Eight reasons why today’s Troy at Hisarlik is on the wrong site


Here are eight good arguments against Troy being on the site at Hisarlik, near Cannakale in western Turkey.
1. Hisarlik is perched on the edge of a plateau directly above a cold water spring, overlooking the plain of the Mendere river. Unlike almost all important cities in the Late Bronze Age, the site has no natural acropolis. Yet Troy had a magnificent and spacious acropolis, described as very steep, or ‘beetling’.

2. If an army came by ship to capture Hisarlik, it would probably first establish itself on the plateau at the same level as Hisarlik, and then attack, aiming to push the Trojans over the ridge and down the steep hillside to the plain below. There is no hint in the Iliad of such a strategy being even considered.

3. The so-called walled ‘citadel’ is much too small to be the walled acropolis of Ilios.

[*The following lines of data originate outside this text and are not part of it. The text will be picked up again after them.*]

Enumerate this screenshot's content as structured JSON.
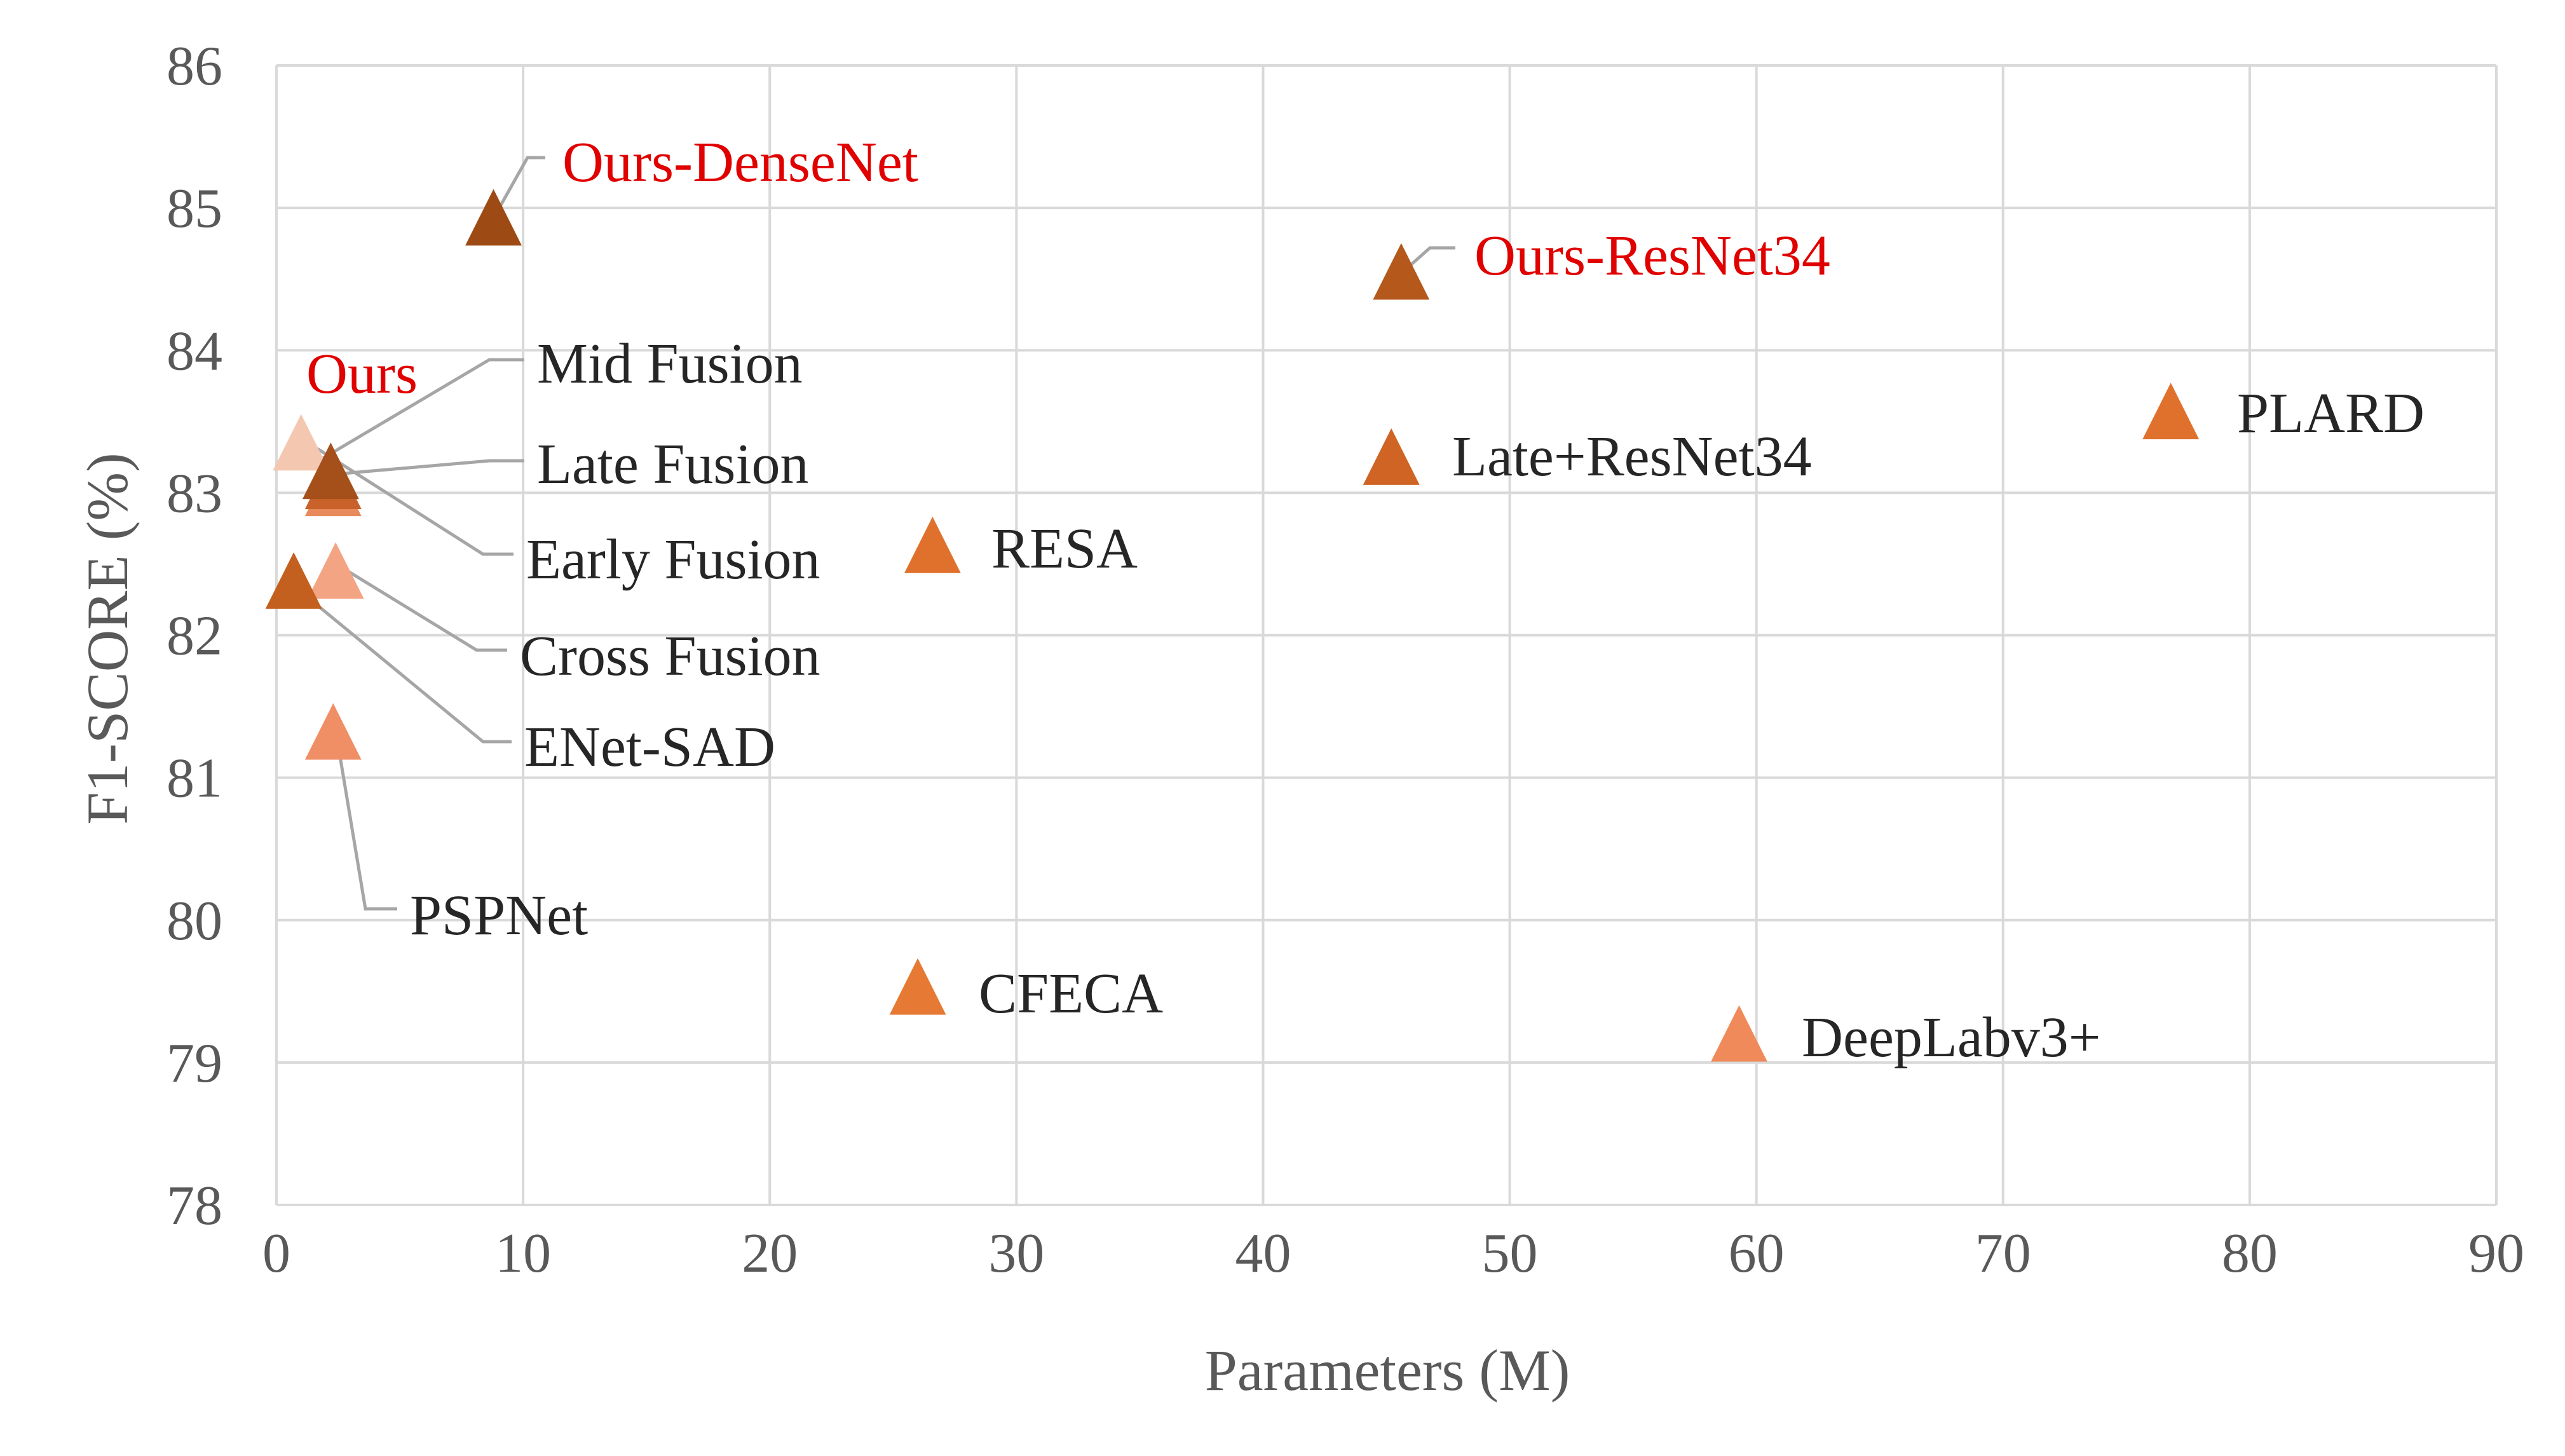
{
  "chart_data": {
    "type": "scatter",
    "title": "",
    "xlabel": "Parameters (M)",
    "ylabel": "F1-SCORE (%)",
    "xlim": [
      0,
      90
    ],
    "ylim": [
      78,
      86
    ],
    "x_ticks": [
      0,
      10,
      20,
      30,
      40,
      50,
      60,
      70,
      80,
      90
    ],
    "y_ticks": [
      78,
      79,
      80,
      81,
      82,
      83,
      84,
      85,
      86
    ],
    "grid": true,
    "marker": "triangle",
    "points": [
      {
        "label": "Ours",
        "x": 1.0,
        "y": 83.35,
        "color": "#f4c7b1",
        "highlight": true
      },
      {
        "label": "Ours-DenseNet",
        "x": 8.8,
        "y": 84.93,
        "color": "#9e4a14",
        "highlight": true
      },
      {
        "label": "Ours-ResNet34",
        "x": 45.6,
        "y": 84.55,
        "color": "#b4581c",
        "highlight": true
      },
      {
        "label": "Mid Fusion",
        "x": 2.2,
        "y": 83.15,
        "color": "#a5501a",
        "highlight": false
      },
      {
        "label": "Late Fusion",
        "x": 2.3,
        "y": 83.08,
        "color": "#c8622a",
        "highlight": false
      },
      {
        "label": "Early Fusion",
        "x": 2.3,
        "y": 83.03,
        "color": "#e88a5c",
        "highlight": false
      },
      {
        "label": "Cross Fusion",
        "x": 2.4,
        "y": 82.45,
        "color": "#f3a483",
        "highlight": false
      },
      {
        "label": "ENet-SAD",
        "x": 0.7,
        "y": 82.38,
        "color": "#c4601f",
        "highlight": false
      },
      {
        "label": "PSPNet",
        "x": 2.3,
        "y": 81.32,
        "color": "#f08e66",
        "highlight": false
      },
      {
        "label": "RESA",
        "x": 26.6,
        "y": 82.63,
        "color": "#e0712c",
        "highlight": false
      },
      {
        "label": "Late+ResNet34",
        "x": 45.2,
        "y": 83.25,
        "color": "#cf6424",
        "highlight": false
      },
      {
        "label": "PLARD",
        "x": 76.8,
        "y": 83.57,
        "color": "#e0712c",
        "highlight": false
      },
      {
        "label": "CFECA",
        "x": 26.0,
        "y": 79.53,
        "color": "#e67a34",
        "highlight": false
      },
      {
        "label": "DeepLabv3+",
        "x": 59.3,
        "y": 79.2,
        "color": "#f08a5a",
        "highlight": false
      }
    ]
  }
}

Also, the nature and extent of the so-called ‘lower town’ at the time of the Trojan War has been much disputed.

4. The site at Hisarlik was first settled perhaps a thousand years before the time of the Trojan War, and the settlement layer most widely accepted as Priam’s city was Troy level 6. This settlement apparently fell when its walls collapsed as the result of an earthquake, with no sign of a burnt layer. The latest view from the site suggests that Priam’s city was settlement level 7a, which ended by fire, and according to Blegen lasted ‘half a century at most.’ Neither levels 6h or 7a agree with the Iliad, which suggests that Troy was established only about 5 generations before the Trojan War, and was destroyed by fire and war.

5. For over 2,000 years it was assumed that the Greek army had their camp beside their ships at the mouth of the Mendere, and the Trojan War was fought on the plain between there and Hisarlik. However, between 1980 and 1982, a large bay was found to have existed at the river mouth in Trojan times. Troy at Hisarlik was therefore effectively a coastal fortress, roughly 1km. from the shore of the bay. Troy in the Iliad was described as far from the Greek camp, and the Skamander and Simois flowed in the plain between the two.

6. With Troy close to the beach, there is no room for the plain of Troy between it and the Greek camp beside their ships. This means that the story of the Iliad, of battles surging too and fro across the great plain, could not have taken place at Hisarlik. The absence of this plain therefore makes a mockery of this great epic poem.

7. If Hisarlik was to remain acceptable as Troy, a new site for the Greek camp and the Trojan battlefield had to be found. An earlier suggestion that this might have been at Besik Bay was therefore explored and adopted. While this immediately reinstated the existence of a possible plain of Troy, it failed, like its predecessor, to match the descriptions of the plain in the Iliad.

8. The Trojans, according to Herodotus, were also known as ‘Teucrians’. This was probably the eponymous name for the citizens of Teuthrania. The legends tell us that Trojans (or Teucrians) built Troy and Ilios to give better protection to the people living on the plain. Teuthrania, known from historical times, was in Mysia, in the Kaikos valley not far from Pergamon. However, if Troy was at Hisarlik in the Mendere valley, Teuthrania should have been in the same valley, not in Mysia.